Phrases like “global awareness” and “human diversity” dominate the description of the CSU’s GE requirement. The text goes on to explain the necessity for an education that reaches beyond limitations of major or field. Yet, new requirements of CSU’s Executive Order 1100 prompted the question of whether CSUN would be allowed to keep a GE requirement unique within the CSU system. Our campus community rallied last week. Papering our halls with calls for protest, our students put into question the validity of the CSU’s dedication to that ideal education.
This quiet struggle within the CSU system reached a boiling point on Thursday. The potential scraping of CSUN’s Section F, or Comparative Cultural Studies, requirement was halted when the Faculty Senate voted to hold their ground and refused to adhere to Executive Order 1100.
The clamor surrounding the order provoked a conversation of the purpose of General Education, of the Comparative Cultural Studies requirement, and of the true nature of this executive order.
Despite recent actions that may suggest otherwise, the CSU’s description of GE expressed many legitimate reasons for the existence of GEs. There is a reason that English majors have to take a bit of math, science majors have to take history, and business majors need to know something about art; we do not exist in this world as isolated beings. Some may try, but we can’t proceed through life without some grasp of the world beyond our own interests.

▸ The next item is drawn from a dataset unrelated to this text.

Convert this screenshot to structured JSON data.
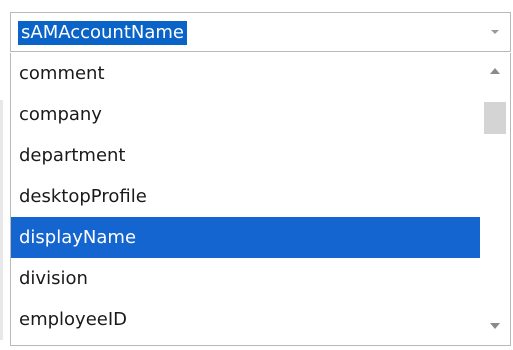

A focus on culture is perhaps the most precious of these requirements, but it also seems to be ignored by the education system. In America, much of our lower school system is dominated by a distinctly Eurocentric and ethnocentric style of learning. We are taught that Columbus sailed the ocean blue, but rarely given details of the deaths that followed when he reached land. We are urged to believe Manifest Destiny was righteous, but the Trail of Tears is presented merely as a footnote. It isn’t until college that such illusions are shattered. History requirements stitch the wound closed, but being taught the wide array of cultures and religions and people that exist in this world heals the infection that is ethnocentrism. We grow to possess cultural literacy.
CSUN’s comparative cultural studies requirement legitimizes the education we receive. It also forces those who are unaware of the falsehoods taught in K-12 public school to face the realities of our nation and the impact that colonialism has had on the world.
One must question the validity of 1100. Although backed by a supposed need to expedite the process of transferring between CSU campuses and to streamline students through their college experience, it’s stipulations mostly apply to CSUN. With only two classes required for Section F to be satisfied, this is not a heavy price to pay, particularly considering diversity is a quality of the CSUN campus which makes it unique and may prompt transfers in the first place. If the true goal was to help students graduate on time, why go after culture? Why not lessen GE requirements across the board rather than cutting a single subject which so precisely representative of their description of the goals of General Education? Is culture expendable?
The Faculty Senate’s decision represents a win for CSUN’s students. However, the fight against 1100 illustrated the need for vigilance against future attempts to limit our education.
The Sundial Editorial Board stands with students in the fight against the whitewashing of our education. Abolishing section F is cutting our nose to spite our face, and it is irresponsible and directly contradicts the ethos of Cal State University Northridge.